Paul Palmer

Personal information
- Born: 5 January 1992 (age 34) Jamaica
- Batting: Left-handed

Domestic team information
- 2013/14–2019/20: Combined Campuses
- 2015/16–2022/23: Jamaica

Career statistics
| Competition | First-class | List A |
| Matches | 49 | 16 |
| Runs scored | 2,099 | 426 |
| Batting average | 24.69 | 26.62 |
| 100s/50s | 4/9 | 1/2 |
| Top score | 144* | 105 |
| Catches/stumpings | 3/– | 31/– |
- Source: ESPNcricinfo, 15 August 2024

= Paul Palmer (cricketer) =

West Indian cricketer (born 1992)

Paul Palmer (born 5 January 1992) is a Jamaican cricketer who has played for both Jamaica and the Combined Campuses and Colleges in West Indian domestic cricket. He is a left-handed batsman.

A graduate of St.
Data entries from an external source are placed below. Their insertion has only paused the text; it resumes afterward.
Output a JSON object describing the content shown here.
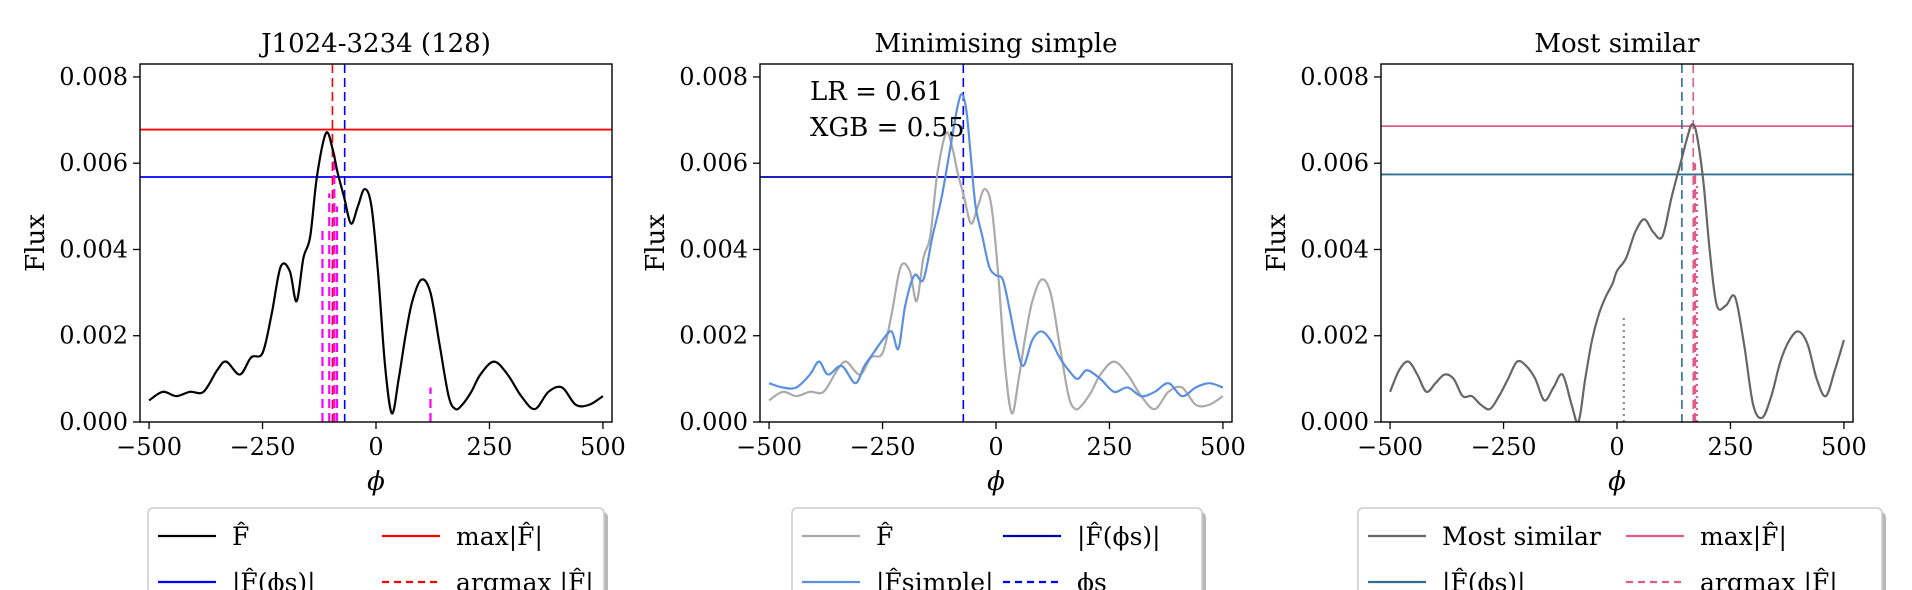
{
  "chart_data": [
    {
      "type": "line",
      "title": "J1024-3234 (128)",
      "xlabel": "ϕ",
      "ylabel": "Flux",
      "xlim": [
        -520,
        520
      ],
      "ylim": [
        0,
        0.0083
      ],
      "xticks": [
        -500,
        -250,
        0,
        250,
        500
      ],
      "xtick_labels": [
        "−500",
        "−250",
        "0",
        "250",
        "500"
      ],
      "yticks": [
        0,
        0.002,
        0.004,
        0.006,
        0.008
      ],
      "ytick_labels": [
        "0.000",
        "0.002",
        "0.004",
        "0.006",
        "0.008"
      ],
      "series": [
        {
          "name": "F̂",
          "color": "#000000",
          "x": [
            -500,
            -470,
            -440,
            -410,
            -380,
            -350,
            -330,
            -300,
            -275,
            -250,
            -230,
            -210,
            -190,
            -175,
            -160,
            -145,
            -130,
            -110,
            -95,
            -85,
            -70,
            -55,
            -40,
            -25,
            -10,
            5,
            20,
            35,
            50,
            65,
            80,
            100,
            120,
            140,
            160,
            175,
            190,
            210,
            230,
            260,
            290,
            320,
            350,
            380,
            410,
            440,
            470,
            500
          ],
          "y": [
            0.0005,
            0.0007,
            0.0006,
            0.0007,
            0.0007,
            0.0012,
            0.0014,
            0.0011,
            0.0015,
            0.0016,
            0.0025,
            0.0036,
            0.0035,
            0.0028,
            0.0038,
            0.0043,
            0.0057,
            0.0067,
            0.0063,
            0.0058,
            0.0052,
            0.0046,
            0.005,
            0.0054,
            0.005,
            0.0034,
            0.0013,
            0.0002,
            0.001,
            0.002,
            0.0028,
            0.0033,
            0.003,
            0.0018,
            0.0006,
            0.0003,
            0.0004,
            0.0007,
            0.0011,
            0.0014,
            0.0011,
            0.0006,
            0.0003,
            0.0007,
            0.0008,
            0.0004,
            0.0004,
            0.0006
          ]
        }
      ],
      "hlines": [
        {
          "name": "max|F̂|",
          "y": 0.00678,
          "color": "#ff0000",
          "style": "solid"
        },
        {
          "name": "|F̂(ϕs)|",
          "y": 0.00568,
          "color": "#0000ff",
          "style": "solid"
        }
      ],
      "vlines": [
        {
          "name": "argmax |F̂|",
          "x": -96,
          "color": "#ff0000",
          "style": "dashed"
        },
        {
          "name": "ϕs",
          "x": -69,
          "color": "#0000ff",
          "style": "dashed"
        }
      ],
      "markers": [
        {
          "x": -118,
          "height": 0.0045,
          "color": "#ff00ff"
        },
        {
          "x": -103,
          "height": 0.0053,
          "color": "#ff00ff"
        },
        {
          "x": -92,
          "height": 0.0062,
          "color": "#ff00ff"
        },
        {
          "x": -86,
          "height": 0.005,
          "color": "#ff00ff"
        },
        {
          "x": 120,
          "height": 0.0008,
          "color": "#ff00ff"
        }
      ],
      "annotations": [],
      "legend": {
        "placement": "below",
        "entries": [
          {
            "label": "F̂",
            "color": "#000000",
            "style": "solid"
          },
          {
            "label": "max|F̂|",
            "color": "#ff0000",
            "style": "solid"
          },
          {
            "label": "|F̂(ϕs)|",
            "color": "#0000ff",
            "style": "solid"
          },
          {
            "label": "argmax |F̂|",
            "color": "#ff0000",
            "style": "dashed"
          }
        ]
      }
    },
    {
      "type": "line",
      "title": "Minimising simple",
      "xlabel": "ϕ",
      "ylabel": "Flux",
      "xlim": [
        -520,
        520
      ],
      "ylim": [
        0,
        0.0083
      ],
      "xticks": [
        -500,
        -250,
        0,
        250,
        500
      ],
      "xtick_labels": [
        "−500",
        "−250",
        "0",
        "250",
        "500"
      ],
      "yticks": [
        0,
        0.002,
        0.004,
        0.006,
        0.008
      ],
      "ytick_labels": [
        "0.000",
        "0.002",
        "0.004",
        "0.006",
        "0.008"
      ],
      "series": [
        {
          "name": "F̂",
          "color": "#aaaaaa",
          "x": [
            -500,
            -470,
            -440,
            -410,
            -380,
            -350,
            -330,
            -300,
            -275,
            -250,
            -230,
            -210,
            -190,
            -175,
            -160,
            -145,
            -130,
            -110,
            -95,
            -85,
            -70,
            -55,
            -40,
            -25,
            -10,
            5,
            20,
            35,
            50,
            65,
            80,
            100,
            120,
            140,
            160,
            175,
            190,
            210,
            230,
            260,
            290,
            320,
            350,
            380,
            410,
            440,
            470,
            500
          ],
          "y": [
            0.0005,
            0.0007,
            0.0006,
            0.0007,
            0.0007,
            0.0012,
            0.0014,
            0.0011,
            0.0015,
            0.0016,
            0.0025,
            0.0036,
            0.0035,
            0.0028,
            0.0038,
            0.0043,
            0.0057,
            0.0067,
            0.0063,
            0.0058,
            0.0052,
            0.0046,
            0.005,
            0.0054,
            0.005,
            0.0034,
            0.0013,
            0.0002,
            0.001,
            0.002,
            0.0028,
            0.0033,
            0.003,
            0.0018,
            0.0006,
            0.0003,
            0.0004,
            0.0007,
            0.0011,
            0.0014,
            0.0011,
            0.0006,
            0.0003,
            0.0007,
            0.0008,
            0.0004,
            0.0004,
            0.0006
          ]
        },
        {
          "name": "|F̂simple|",
          "color": "#5b8fe0",
          "x": [
            -500,
            -470,
            -440,
            -410,
            -390,
            -370,
            -340,
            -310,
            -290,
            -270,
            -250,
            -230,
            -215,
            -200,
            -180,
            -160,
            -140,
            -120,
            -100,
            -85,
            -75,
            -65,
            -55,
            -45,
            -30,
            -15,
            0,
            15,
            30,
            45,
            60,
            80,
            100,
            120,
            140,
            160,
            180,
            200,
            230,
            260,
            290,
            320,
            350,
            380,
            410,
            440,
            470,
            500
          ],
          "y": [
            0.0009,
            0.0008,
            0.0008,
            0.0011,
            0.0014,
            0.0011,
            0.0013,
            0.0009,
            0.0013,
            0.0016,
            0.0019,
            0.0021,
            0.0017,
            0.0027,
            0.0034,
            0.0033,
            0.0043,
            0.0052,
            0.0064,
            0.0073,
            0.0076,
            0.0072,
            0.0061,
            0.005,
            0.0043,
            0.0036,
            0.0034,
            0.0033,
            0.0026,
            0.0018,
            0.0013,
            0.0019,
            0.0021,
            0.0019,
            0.0015,
            0.0012,
            0.001,
            0.0012,
            0.001,
            0.0007,
            0.0008,
            0.0006,
            0.0007,
            0.0009,
            0.0006,
            0.0008,
            0.0009,
            0.0008
          ]
        }
      ],
      "hlines": [
        {
          "name": "|F̂(ϕs)|",
          "y": 0.00568,
          "color": "#0000aa",
          "style": "solid"
        }
      ],
      "vlines": [
        {
          "name": "ϕs",
          "x": -72,
          "color": "#0000ff",
          "style": "dashed"
        }
      ],
      "markers": [],
      "annotations": [
        "LR = 0.61",
        "XGB = 0.55"
      ],
      "legend": {
        "placement": "below",
        "entries": [
          {
            "label": "F̂",
            "color": "#aaaaaa",
            "style": "solid"
          },
          {
            "label": "|F̂(ϕs)|",
            "color": "#0000aa",
            "style": "solid"
          },
          {
            "label": "|F̂simple|",
            "color": "#5b8fe0",
            "style": "solid"
          },
          {
            "label": "ϕs",
            "color": "#0000ff",
            "style": "dashed"
          }
        ]
      }
    },
    {
      "type": "line",
      "title": "Most similar",
      "xlabel": "ϕ",
      "ylabel": "Flux",
      "xlim": [
        -520,
        520
      ],
      "ylim": [
        0,
        0.0083
      ],
      "xticks": [
        -500,
        -250,
        0,
        250,
        500
      ],
      "xtick_labels": [
        "−500",
        "−250",
        "0",
        "250",
        "500"
      ],
      "yticks": [
        0,
        0.002,
        0.004,
        0.006,
        0.008
      ],
      "ytick_labels": [
        "0.000",
        "0.002",
        "0.004",
        "0.006",
        "0.008"
      ],
      "series": [
        {
          "name": "Most similar",
          "color": "#666666",
          "x": [
            -500,
            -480,
            -460,
            -440,
            -420,
            -400,
            -380,
            -360,
            -340,
            -320,
            -300,
            -280,
            -260,
            -240,
            -220,
            -200,
            -180,
            -160,
            -140,
            -120,
            -100,
            -85,
            -70,
            -55,
            -40,
            -25,
            -10,
            0,
            20,
            40,
            60,
            80,
            100,
            120,
            140,
            155,
            165,
            175,
            190,
            205,
            220,
            240,
            260,
            280,
            300,
            320,
            340,
            360,
            380,
            400,
            420,
            440,
            460,
            480,
            500
          ],
          "y": [
            0.0007,
            0.0012,
            0.0014,
            0.0011,
            0.0007,
            0.0009,
            0.0011,
            0.001,
            0.0006,
            0.0006,
            0.0004,
            0.0003,
            0.0006,
            0.001,
            0.0014,
            0.0013,
            0.001,
            0.0005,
            0.0008,
            0.0011,
            0.0004,
            0.0,
            0.001,
            0.0019,
            0.0025,
            0.0029,
            0.0032,
            0.0035,
            0.0038,
            0.0044,
            0.0047,
            0.0044,
            0.0043,
            0.0052,
            0.006,
            0.0066,
            0.0069,
            0.0067,
            0.0056,
            0.0039,
            0.0027,
            0.0027,
            0.0029,
            0.0018,
            0.0004,
            0.0001,
            0.0006,
            0.0014,
            0.0019,
            0.0021,
            0.0018,
            0.001,
            0.0006,
            0.0012,
            0.0019
          ]
        }
      ],
      "hlines": [
        {
          "name": "max|F̂|",
          "y": 0.00686,
          "color": "#e05a8a",
          "style": "solid"
        },
        {
          "name": "|F̂(ϕs)|",
          "y": 0.00574,
          "color": "#2e7090",
          "style": "solid"
        }
      ],
      "vlines": [
        {
          "name": "argmax |F̂|",
          "x": 168,
          "color": "#e05a8a",
          "style": "dashed"
        },
        {
          "name": "ϕs",
          "x": 143,
          "color": "#2e7090",
          "style": "dashed"
        }
      ],
      "markers": [
        {
          "x": 15,
          "height": 0.0025,
          "color": "#888888",
          "style": "dotted"
        },
        {
          "x": 172,
          "height": 0.006,
          "color": "#e05a8a",
          "style": "dashed"
        },
        {
          "x": 176,
          "height": 0.0055,
          "color": "#e05a8a",
          "style": "dotted"
        }
      ],
      "annotations": [],
      "legend": {
        "placement": "below",
        "entries": [
          {
            "label": "Most similar",
            "color": "#666666",
            "style": "solid"
          },
          {
            "label": "max|F̂|",
            "color": "#e05a8a",
            "style": "solid"
          },
          {
            "label": "|F̂(ϕs)|",
            "color": "#2e7090",
            "style": "solid"
          },
          {
            "label": "argmax |F̂|",
            "color": "#e05a8a",
            "style": "dashed"
          }
        ]
      }
    }
  ]
}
Elizabeth Technical High School, Palmer made his first-class debut for the Combined Campuses during the 2013–14 Regional Four Day Competition, having earlier represented the Jamaica under-19s. His List A debut came the following season, in the 2014–15 Regional Super50. Palmer switched to Jamaica for the 2015–16 season, and in October 2015 it was announced that he would captain the team in the 2015–16 Regional Four Day Competition, despite having only played two previous first-class games. Although he made a golden duck on his captaincy debut against Barbados, he went on to score his maiden first-class half-century three matches later, against the Leeward Islands.
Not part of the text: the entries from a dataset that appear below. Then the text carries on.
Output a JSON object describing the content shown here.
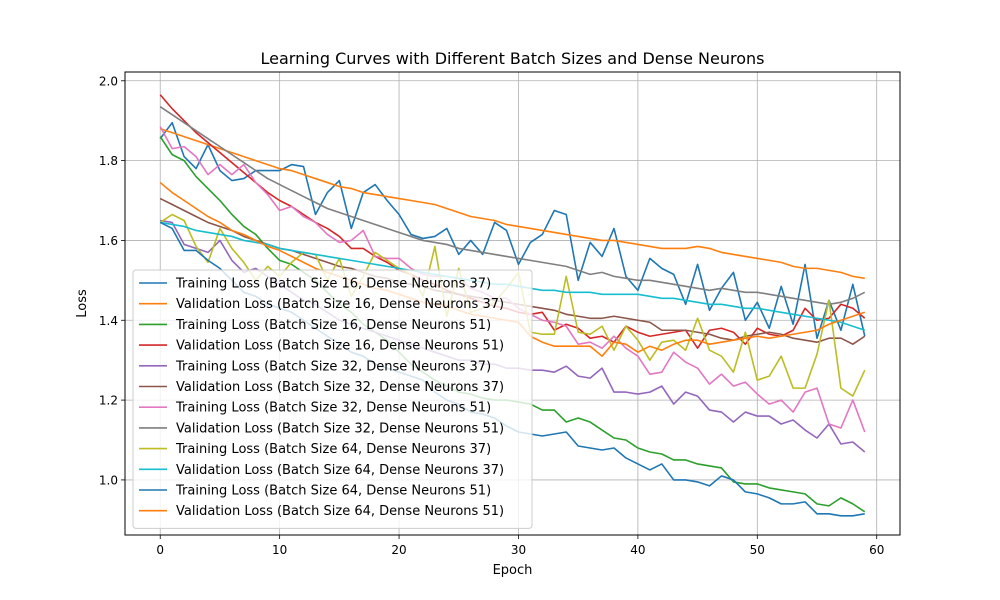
{
  "chart_data": {
    "type": "line",
    "title": "Learning Curves with Different Batch Sizes and Dense Neurons",
    "xlabel": "Epoch",
    "ylabel": "Loss",
    "xlim": [
      -2.95,
      61.95
    ],
    "ylim": [
      0.862,
      2.022
    ],
    "xticks": [
      0,
      10,
      20,
      30,
      40,
      50,
      60
    ],
    "yticks": [
      1.0,
      1.2,
      1.4,
      1.6,
      1.8,
      2.0
    ],
    "grid": true,
    "legend_position": "lower-left",
    "x": [
      0,
      1,
      2,
      3,
      4,
      5,
      6,
      7,
      8,
      9,
      10,
      11,
      12,
      13,
      14,
      15,
      16,
      17,
      18,
      19,
      20,
      21,
      22,
      23,
      24,
      25,
      26,
      27,
      28,
      29,
      30,
      31,
      32,
      33,
      34,
      35,
      36,
      37,
      38,
      39,
      40,
      41,
      42,
      43,
      44,
      45,
      46,
      47,
      48,
      49,
      50,
      51,
      52,
      53,
      54,
      55,
      56,
      57,
      58,
      59
    ],
    "series": [
      {
        "name": "Training Loss (Batch Size 16, Dense Neurons 37)",
        "color": "#1f77b4",
        "values": [
          1.855,
          1.895,
          1.81,
          1.78,
          1.84,
          1.775,
          1.75,
          1.755,
          1.775,
          1.775,
          1.775,
          1.79,
          1.785,
          1.665,
          1.72,
          1.75,
          1.63,
          1.72,
          1.74,
          1.7,
          1.665,
          1.615,
          1.605,
          1.61,
          1.63,
          1.565,
          1.6,
          1.565,
          1.645,
          1.625,
          1.54,
          1.595,
          1.615,
          1.675,
          1.665,
          1.5,
          1.595,
          1.56,
          1.63,
          1.51,
          1.475,
          1.555,
          1.53,
          1.515,
          1.44,
          1.54,
          1.425,
          1.48,
          1.52,
          1.4,
          1.445,
          1.38,
          1.485,
          1.39,
          1.54,
          1.355,
          1.45,
          1.375,
          1.49,
          1.36
        ]
      },
      {
        "name": "Validation Loss (Batch Size 16, Dense Neurons 37)",
        "color": "#ff7f0e",
        "values": [
          1.88,
          1.87,
          1.86,
          1.85,
          1.84,
          1.83,
          1.82,
          1.81,
          1.8,
          1.79,
          1.78,
          1.775,
          1.765,
          1.755,
          1.745,
          1.735,
          1.73,
          1.72,
          1.715,
          1.71,
          1.705,
          1.7,
          1.695,
          1.69,
          1.68,
          1.67,
          1.66,
          1.655,
          1.65,
          1.64,
          1.635,
          1.63,
          1.625,
          1.62,
          1.615,
          1.61,
          1.605,
          1.6,
          1.6,
          1.595,
          1.59,
          1.585,
          1.58,
          1.58,
          1.58,
          1.585,
          1.58,
          1.57,
          1.565,
          1.56,
          1.555,
          1.55,
          1.545,
          1.535,
          1.53,
          1.53,
          1.525,
          1.52,
          1.51,
          1.505
        ]
      },
      {
        "name": "Training Loss (Batch Size 16, Dense Neurons 51)",
        "color": "#2ca02c",
        "values": [
          1.86,
          1.815,
          1.8,
          1.76,
          1.73,
          1.7,
          1.665,
          1.635,
          1.615,
          1.58,
          1.55,
          1.54,
          1.52,
          1.5,
          1.47,
          1.44,
          1.42,
          1.39,
          1.37,
          1.35,
          1.32,
          1.29,
          1.27,
          1.25,
          1.235,
          1.22,
          1.215,
          1.205,
          1.2,
          1.2,
          1.195,
          1.19,
          1.175,
          1.175,
          1.145,
          1.155,
          1.145,
          1.125,
          1.105,
          1.1,
          1.08,
          1.07,
          1.065,
          1.05,
          1.05,
          1.04,
          1.035,
          1.03,
          0.995,
          0.99,
          0.99,
          0.98,
          0.975,
          0.97,
          0.965,
          0.94,
          0.935,
          0.955,
          0.94,
          0.92
        ]
      },
      {
        "name": "Validation Loss (Batch Size 16, Dense Neurons 51)",
        "color": "#d62728",
        "values": [
          1.965,
          1.93,
          1.9,
          1.87,
          1.845,
          1.82,
          1.795,
          1.77,
          1.745,
          1.72,
          1.7,
          1.685,
          1.665,
          1.645,
          1.63,
          1.61,
          1.58,
          1.58,
          1.56,
          1.545,
          1.525,
          1.515,
          1.5,
          1.49,
          1.475,
          1.465,
          1.455,
          1.445,
          1.435,
          1.43,
          1.42,
          1.415,
          1.42,
          1.375,
          1.39,
          1.38,
          1.355,
          1.36,
          1.345,
          1.385,
          1.37,
          1.36,
          1.365,
          1.37,
          1.375,
          1.33,
          1.375,
          1.38,
          1.37,
          1.34,
          1.38,
          1.365,
          1.36,
          1.375,
          1.43,
          1.4,
          1.405,
          1.44,
          1.43,
          1.405
        ]
      },
      {
        "name": "Training Loss (Batch Size 32, Dense Neurons 37)",
        "color": "#9467bd",
        "values": [
          1.65,
          1.645,
          1.59,
          1.58,
          1.57,
          1.6,
          1.55,
          1.52,
          1.53,
          1.51,
          1.49,
          1.47,
          1.45,
          1.44,
          1.42,
          1.4,
          1.39,
          1.38,
          1.37,
          1.36,
          1.35,
          1.34,
          1.33,
          1.32,
          1.31,
          1.3,
          1.3,
          1.29,
          1.29,
          1.28,
          1.28,
          1.275,
          1.275,
          1.27,
          1.285,
          1.26,
          1.255,
          1.28,
          1.22,
          1.22,
          1.215,
          1.22,
          1.235,
          1.19,
          1.22,
          1.21,
          1.175,
          1.17,
          1.145,
          1.17,
          1.16,
          1.16,
          1.14,
          1.15,
          1.125,
          1.105,
          1.14,
          1.09,
          1.095,
          1.07
        ]
      },
      {
        "name": "Validation Loss (Batch Size 32, Dense Neurons 37)",
        "color": "#8c564b",
        "values": [
          1.705,
          1.69,
          1.675,
          1.66,
          1.645,
          1.635,
          1.625,
          1.61,
          1.6,
          1.59,
          1.58,
          1.575,
          1.565,
          1.555,
          1.545,
          1.535,
          1.53,
          1.52,
          1.51,
          1.505,
          1.495,
          1.49,
          1.485,
          1.475,
          1.47,
          1.465,
          1.46,
          1.455,
          1.45,
          1.445,
          1.44,
          1.435,
          1.43,
          1.425,
          1.415,
          1.41,
          1.405,
          1.405,
          1.41,
          1.405,
          1.4,
          1.395,
          1.375,
          1.375,
          1.375,
          1.37,
          1.365,
          1.355,
          1.35,
          1.36,
          1.365,
          1.37,
          1.365,
          1.355,
          1.35,
          1.345,
          1.355,
          1.355,
          1.34,
          1.36
        ]
      },
      {
        "name": "Training Loss (Batch Size 32, Dense Neurons 51)",
        "color": "#e377c2",
        "values": [
          1.885,
          1.83,
          1.835,
          1.81,
          1.765,
          1.79,
          1.765,
          1.79,
          1.745,
          1.715,
          1.675,
          1.685,
          1.66,
          1.645,
          1.615,
          1.595,
          1.6,
          1.625,
          1.56,
          1.555,
          1.555,
          1.53,
          1.515,
          1.51,
          1.51,
          1.505,
          1.48,
          1.47,
          1.455,
          1.455,
          1.43,
          1.415,
          1.4,
          1.395,
          1.385,
          1.34,
          1.345,
          1.33,
          1.36,
          1.33,
          1.31,
          1.265,
          1.27,
          1.32,
          1.295,
          1.28,
          1.24,
          1.265,
          1.235,
          1.245,
          1.215,
          1.19,
          1.2,
          1.17,
          1.22,
          1.23,
          1.14,
          1.13,
          1.2,
          1.12
        ]
      },
      {
        "name": "Validation Loss (Batch Size 32, Dense Neurons 51)",
        "color": "#7f7f7f",
        "values": [
          1.935,
          1.915,
          1.895,
          1.875,
          1.855,
          1.835,
          1.815,
          1.795,
          1.775,
          1.755,
          1.74,
          1.725,
          1.71,
          1.695,
          1.68,
          1.67,
          1.66,
          1.65,
          1.64,
          1.63,
          1.62,
          1.61,
          1.6,
          1.595,
          1.59,
          1.58,
          1.575,
          1.57,
          1.565,
          1.56,
          1.555,
          1.55,
          1.545,
          1.54,
          1.535,
          1.525,
          1.515,
          1.52,
          1.51,
          1.505,
          1.5,
          1.5,
          1.495,
          1.49,
          1.485,
          1.48,
          1.475,
          1.48,
          1.475,
          1.47,
          1.47,
          1.465,
          1.46,
          1.455,
          1.45,
          1.445,
          1.44,
          1.445,
          1.455,
          1.47
        ]
      },
      {
        "name": "Training Loss (Batch Size 64, Dense Neurons 37)",
        "color": "#bcbd22",
        "values": [
          1.645,
          1.665,
          1.65,
          1.585,
          1.545,
          1.63,
          1.58,
          1.545,
          1.5,
          1.535,
          1.51,
          1.545,
          1.57,
          1.565,
          1.5,
          1.555,
          1.46,
          1.51,
          1.57,
          1.55,
          1.53,
          1.515,
          1.46,
          1.585,
          1.41,
          1.53,
          1.42,
          1.43,
          1.445,
          1.48,
          1.52,
          1.37,
          1.365,
          1.365,
          1.51,
          1.37,
          1.365,
          1.385,
          1.325,
          1.385,
          1.35,
          1.3,
          1.345,
          1.35,
          1.325,
          1.405,
          1.325,
          1.31,
          1.27,
          1.37,
          1.25,
          1.26,
          1.31,
          1.23,
          1.23,
          1.315,
          1.45,
          1.23,
          1.21,
          1.275
        ]
      },
      {
        "name": "Validation Loss (Batch Size 64, Dense Neurons 37)",
        "color": "#17becf",
        "values": [
          1.645,
          1.64,
          1.635,
          1.625,
          1.62,
          1.615,
          1.61,
          1.6,
          1.595,
          1.59,
          1.58,
          1.575,
          1.57,
          1.565,
          1.56,
          1.555,
          1.55,
          1.545,
          1.54,
          1.535,
          1.53,
          1.525,
          1.52,
          1.515,
          1.51,
          1.505,
          1.5,
          1.495,
          1.49,
          1.49,
          1.485,
          1.48,
          1.475,
          1.475,
          1.47,
          1.47,
          1.47,
          1.465,
          1.465,
          1.465,
          1.465,
          1.46,
          1.455,
          1.455,
          1.45,
          1.445,
          1.44,
          1.44,
          1.435,
          1.43,
          1.43,
          1.425,
          1.42,
          1.415,
          1.41,
          1.405,
          1.4,
          1.395,
          1.385,
          1.375
        ]
      },
      {
        "name": "Training Loss (Batch Size 64, Dense Neurons 51)",
        "color": "#1f77b4",
        "values": [
          1.645,
          1.63,
          1.575,
          1.575,
          1.55,
          1.53,
          1.5,
          1.47,
          1.46,
          1.44,
          1.43,
          1.42,
          1.4,
          1.38,
          1.36,
          1.34,
          1.32,
          1.31,
          1.29,
          1.28,
          1.27,
          1.26,
          1.25,
          1.22,
          1.2,
          1.19,
          1.17,
          1.165,
          1.155,
          1.135,
          1.12,
          1.115,
          1.11,
          1.115,
          1.12,
          1.085,
          1.08,
          1.075,
          1.08,
          1.055,
          1.04,
          1.025,
          1.04,
          1.0,
          1.0,
          0.995,
          0.985,
          1.01,
          1.0,
          0.97,
          0.965,
          0.955,
          0.94,
          0.94,
          0.945,
          0.915,
          0.915,
          0.91,
          0.91,
          0.915
        ]
      },
      {
        "name": "Validation Loss (Batch Size 64, Dense Neurons 51)",
        "color": "#ff7f0e",
        "values": [
          1.745,
          1.72,
          1.7,
          1.68,
          1.66,
          1.645,
          1.625,
          1.615,
          1.6,
          1.585,
          1.575,
          1.56,
          1.545,
          1.53,
          1.52,
          1.51,
          1.5,
          1.49,
          1.48,
          1.475,
          1.465,
          1.455,
          1.445,
          1.44,
          1.435,
          1.425,
          1.415,
          1.41,
          1.405,
          1.4,
          1.395,
          1.36,
          1.345,
          1.335,
          1.335,
          1.335,
          1.335,
          1.31,
          1.345,
          1.34,
          1.32,
          1.335,
          1.325,
          1.34,
          1.35,
          1.35,
          1.34,
          1.345,
          1.35,
          1.355,
          1.36,
          1.355,
          1.36,
          1.365,
          1.37,
          1.375,
          1.39,
          1.4,
          1.41,
          1.42
        ]
      }
    ]
  }
}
In October 2019, he was named in the Combined Campuses' squad for the 2019–20 Regional Super50 tournament. On 25 November 2019, on the final day of group stage matches in the Super50, Palmer scored his first century in List A cricket, with 105 runs against Canada. He was the leading run-scorer for Combined Campuses and Colleges in the tournament, with 267 runs in eight matches.